As readers of this blog well know, I don’t own as many pairs of shoes as Imelda Marcos did, but I come darned close. Gorgeous high-fashion shoes are the way an impoverished scribe and sometime Latin teacher like me can instantly update her tattered ’90s wardrobe on the cheap. (“That pantsuit! So lovely! So very 1999! And by the way, nice shoes!”)
So I’m recommending with almost uncontainable enthusiasm–and not just to fellow shoe-aholics–Manolo’s Shoe Blog, which I found via Instapundit, of all people, when I was scouring the Internet for commentary on “runaway bride” Jennifer Wilbanks and the behemoth wedding she fled. Seems that Manolo (no relation to M. Blahnik, although he’s a fan), besides posting an image of a mouth-watering pair of shoes every day, is also a witty and perceptive arbiter of good taste, manners, and even morals. That’s why Manolo’s blog, in existence since only January, already has legions of loyal fans making the daily click.
Here, for example, is what Manolo had to say in his signature faux-Eurotrash-ese about Wilbanks and the 14 “maids of the bride” she had planned for her wedding:
“By the comparison, the Princess Diana she only had five maids of the bride. The Jackie O. when she was the Jackie B. and married the JFK, she had only ten of the maids of the bride.
“Manolo says, although the Manolo he is usually in favor of the opulence and the luxury, it is nonetheless the rule of the Manolo that if the girl she feels the need to have more than ten maids of the bride–more than the Jackie O. (nee B.) needed to marry the JFK–she should not be getting married.
“Perhaps this rule it sounds too harsh, but it has been the experience of the Manolo that for the girls who demand the most super gigantic of the fairytale weddings, the wedding itself frequently becomes more important than the marriage.

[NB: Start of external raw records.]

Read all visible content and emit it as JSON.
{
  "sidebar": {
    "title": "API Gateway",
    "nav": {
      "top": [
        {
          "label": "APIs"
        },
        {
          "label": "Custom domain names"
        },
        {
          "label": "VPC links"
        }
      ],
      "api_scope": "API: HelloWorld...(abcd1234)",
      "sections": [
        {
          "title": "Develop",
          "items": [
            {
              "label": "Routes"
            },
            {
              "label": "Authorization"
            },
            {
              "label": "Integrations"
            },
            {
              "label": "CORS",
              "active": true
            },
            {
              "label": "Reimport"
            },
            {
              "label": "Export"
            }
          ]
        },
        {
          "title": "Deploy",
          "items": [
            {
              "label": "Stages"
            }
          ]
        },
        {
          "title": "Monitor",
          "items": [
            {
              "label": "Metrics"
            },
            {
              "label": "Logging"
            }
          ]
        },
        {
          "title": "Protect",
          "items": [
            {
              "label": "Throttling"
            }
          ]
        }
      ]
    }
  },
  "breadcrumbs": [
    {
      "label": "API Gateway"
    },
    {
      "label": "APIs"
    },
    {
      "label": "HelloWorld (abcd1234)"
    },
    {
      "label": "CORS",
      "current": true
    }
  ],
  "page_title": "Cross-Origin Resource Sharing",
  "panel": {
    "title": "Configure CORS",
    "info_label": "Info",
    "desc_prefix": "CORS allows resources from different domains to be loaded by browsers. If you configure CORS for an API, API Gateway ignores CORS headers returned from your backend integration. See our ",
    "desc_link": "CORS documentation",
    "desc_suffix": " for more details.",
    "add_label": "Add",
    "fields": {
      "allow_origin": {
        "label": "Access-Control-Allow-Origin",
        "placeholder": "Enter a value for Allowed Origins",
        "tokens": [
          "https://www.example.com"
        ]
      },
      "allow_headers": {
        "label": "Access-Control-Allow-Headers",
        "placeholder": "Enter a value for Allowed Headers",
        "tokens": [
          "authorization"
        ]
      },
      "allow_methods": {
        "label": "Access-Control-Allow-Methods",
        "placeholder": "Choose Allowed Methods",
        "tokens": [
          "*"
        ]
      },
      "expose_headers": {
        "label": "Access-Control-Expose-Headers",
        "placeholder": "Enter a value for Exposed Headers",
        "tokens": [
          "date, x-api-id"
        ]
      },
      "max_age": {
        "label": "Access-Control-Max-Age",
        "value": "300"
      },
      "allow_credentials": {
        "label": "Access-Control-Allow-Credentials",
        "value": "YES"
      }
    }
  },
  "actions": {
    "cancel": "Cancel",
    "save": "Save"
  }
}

“This it is not to say that the big wedding it is in itself bad, but rather it is to say that for the bride who demands the perfect day of the wedding, to the point of either inciting the hatred of those around them, or to the point of wanting to runaway and leave the poor parents thinking she has been murdered, something it is wrong.
“The wedding day it is to be the day of joy, and its approach should be greeted with the gladness and the earnest longing for its arrival. If the planning of the wedding has become the ordeal to be endured one must step back and reconsider the necessity of the fourteen maids of the brides.”
Now that’s wisdom.
Mind you, when Manolo says he “is usually in favor of the opulence and the luxury,” he’s not kidding. The shoes he features on his site are almost all of the high-end, $300-plus variety–but that’s because he regards footwear as exquisite works of art. He does, however, offer “The Basement of the Bargains” and his site occasionally features nicely styled shoes selling for as little as $30.
Manolo believes that women should turn themselves out elegantly, so his site also features a “The Gallery of the Horrors” that heaps contempt upon Birkenstocks and the other women’s studies-department clogwear favored by our militant feminist sisters. Here is what Manolo has to say[ about the Birkenstock:
“This shoe, it looks like it was put together by the blind medieval monks, for wear by the peasants of the mud.”
He also offers a “Bad Fashion Page” that warns against navel rings and includes his all-important “Manolo No-Poncho Pledge“–don’t wear something the cat dragged in like Martha Stewart! And on Manolo’s bridal page, you must see his four-alarm warning “Don’t Be the Britney.”
To my mind, the most telling page on Manolo’s site–and the one that confirmed in my mind forever his exquisite taste and fine discernment–is the photograph he posted of Grace Kelly and Prince Ranier of Monaco kneeling in church at their 1956 wedding (the posting marked Ranier’s death a few weeks ago). Manolo wrote:
“As you can see, the Grace Kelly she was perhaps the most beautiful bride–wearing perhaps the most beautiful gown–to ever marry a prince.”
This is true. Kelly’s gown is a wonder to behold: essentially a strapless white satin bodice topped by a tight, long-sleeved layer of thin, fine, nearly transparent white lace that covers her lovely arms and shoulders modestly while revealing them perfectly. Below the waist the satin cascades into a full skirt. The gown is at once alluring and decorous, and it’s for that reason the sexiest wedding gown I’ve ever seen. It’s opulent but not ostentatious.
Contrast Kelly’s dress to these up-to-the-minute gowns displayed at a recent bridal show attended by Manolo. The gowns are lovely and elegant–but they’re essentially evening dresses, not wedding gowns, more suitable for a night at the opera or a debutante’s coming-out party than a nuptial, especially a religious nuptial. Sleeved lace and satin gowns on the order of Kelly’s were de rigeur for weddings through the 1980s, until Vera Wang, designing Caroline Bessette’s wedding to JFK Jr., ushered in the lace-free, bare-shouldered bridal look that prevails today. Styles change, though, and everything old becomes new. I’m hoping for a retro movement that brings back the classical wedding gown. And for a return of black-tie affairs that will bring back the evening gown at its proper time of day and in its proper venue.